More Than One-Third of Bay Area Residents Want to Leave: Poll

More than one-third of Bay Area residents want to get out of the beautiful but pricey region in the next few years, citing high housing costs and traffic as their biggest reasons, according to a poll released Monday.

Of the 1,000 people polled by the Bay Area Council, 34 percent said they are considering leaving. Those who have lived here five years or less are the most likely to want to leave. In terms of transportation, 34 percent of those surveyed said it was "somewhat harder to get around than a year ago." And 20 percent said it was "much harder" to get around than a year ago.

In terms of housing, 74 percent of those surveyed said it was harder to find housing than a year ago.

And it certainly isn't cheap to leave here. The Economic Policy Institute statistics shows that it costs a family of four about $84,000 to live in San Francisco a year, about $79,000 a year to live in San Jose and Sunnyvale, and about $75,000 a year to live in Oakland and Fremont.

The poll was first reported by the Bay Area News Group.

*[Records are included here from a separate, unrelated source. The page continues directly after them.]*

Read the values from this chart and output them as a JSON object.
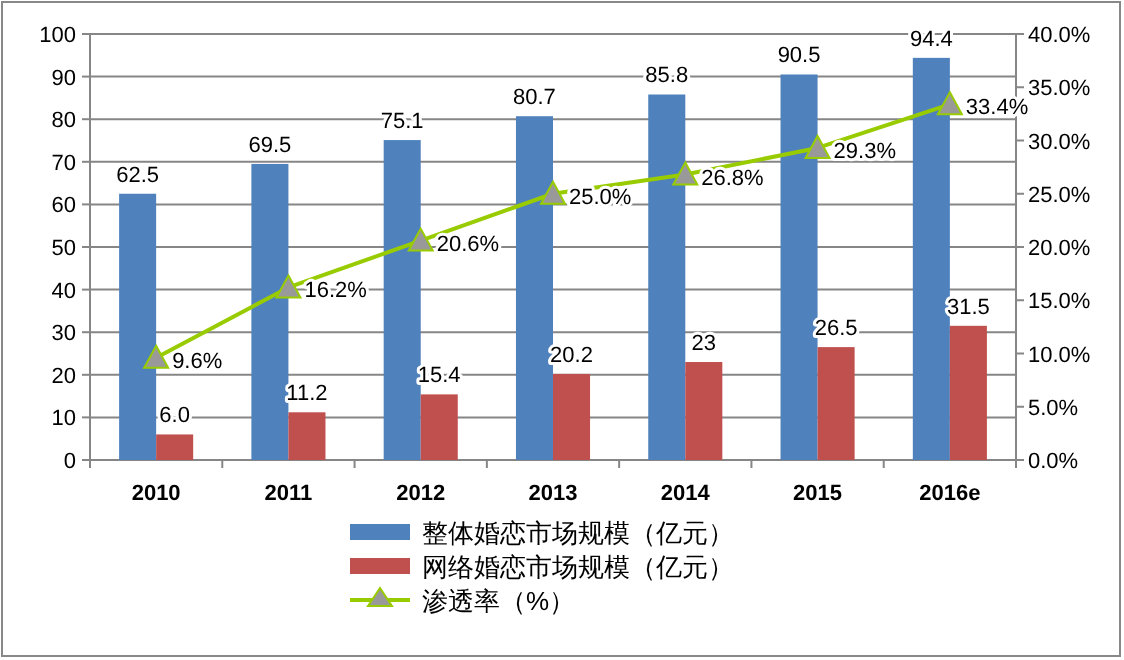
{
  "chart_data": {
    "type": "bar",
    "categories": [
      "2010",
      "2011",
      "2012",
      "2013",
      "2014",
      "2015",
      "2016e"
    ],
    "series": [
      {
        "name": "整体婚恋市场规模（亿元）",
        "color": "#4f81bd",
        "values": [
          62.5,
          69.5,
          75.1,
          80.7,
          85.8,
          90.5,
          94.4
        ],
        "value_labels": [
          "62.5",
          "69.5",
          "75.1",
          "80.7",
          "85.8",
          "90.5",
          "94.4"
        ]
      },
      {
        "name": "网络婚恋市场规模（亿元）",
        "color": "#c0504d",
        "values": [
          6.0,
          11.2,
          15.4,
          20.2,
          23,
          26.5,
          31.5
        ],
        "value_labels": [
          "6.0",
          "11.2",
          "15.4",
          "20.2",
          "23",
          "26.5",
          "31.5"
        ]
      },
      {
        "name": "渗透率（%）",
        "type": "line",
        "axis": "y2",
        "color": "#99cc00",
        "marker": "triangle",
        "values": [
          9.6,
          16.2,
          20.6,
          25.0,
          26.8,
          29.3,
          33.4
        ],
        "value_labels": [
          "9.6%",
          "16.2%",
          "20.6%",
          "25.0%",
          "26.8%",
          "29.3%",
          "33.4%"
        ]
      }
    ],
    "ylim": [
      0,
      100
    ],
    "yticks": [
      0,
      10,
      20,
      30,
      40,
      50,
      60,
      70,
      80,
      90,
      100
    ],
    "y2lim": [
      0,
      40
    ],
    "y2ticks": [
      {
        "value": 0,
        "label": "0.0%"
      },
      {
        "value": 5,
        "label": "5.0%"
      },
      {
        "value": 10,
        "label": "10.0%"
      },
      {
        "value": 15,
        "label": "15.0%"
      },
      {
        "value": 20,
        "label": "20.0%"
      },
      {
        "value": 25,
        "label": "25.0%"
      },
      {
        "value": 30,
        "label": "30.0%"
      },
      {
        "value": 35,
        "label": "35.0%"
      },
      {
        "value": 40,
        "label": "40.0%"
      }
    ],
    "grid": "y",
    "legend": "bottom"
  }
}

"This is our canary in a coal mine," said Jim Wunderman, president of the Bay Area Council told the newspaper. "Residents are screaming for solutions."

In addition, this year's poll found that 40 percent of respondents felt the Bay Area was on the wrong track, the newspaper reported. Just 37 percent of Santa Clara County residents believe the Bay Area is headed in the right direction, and only 33 percent of San Francisco residents think the region is on the right track. And, 52 percent of San Francisco residents say the Bay Area is on the wrong track, the poll showed.

"This survey underscores that we have a choice," Carl Guardino, president of the Silicon Valley Leadership Group, told the newspaper. "We can be enraged, or we can be engaged. We can engage the broader community on solutions that actually tackle these seemingly insurmountable problems."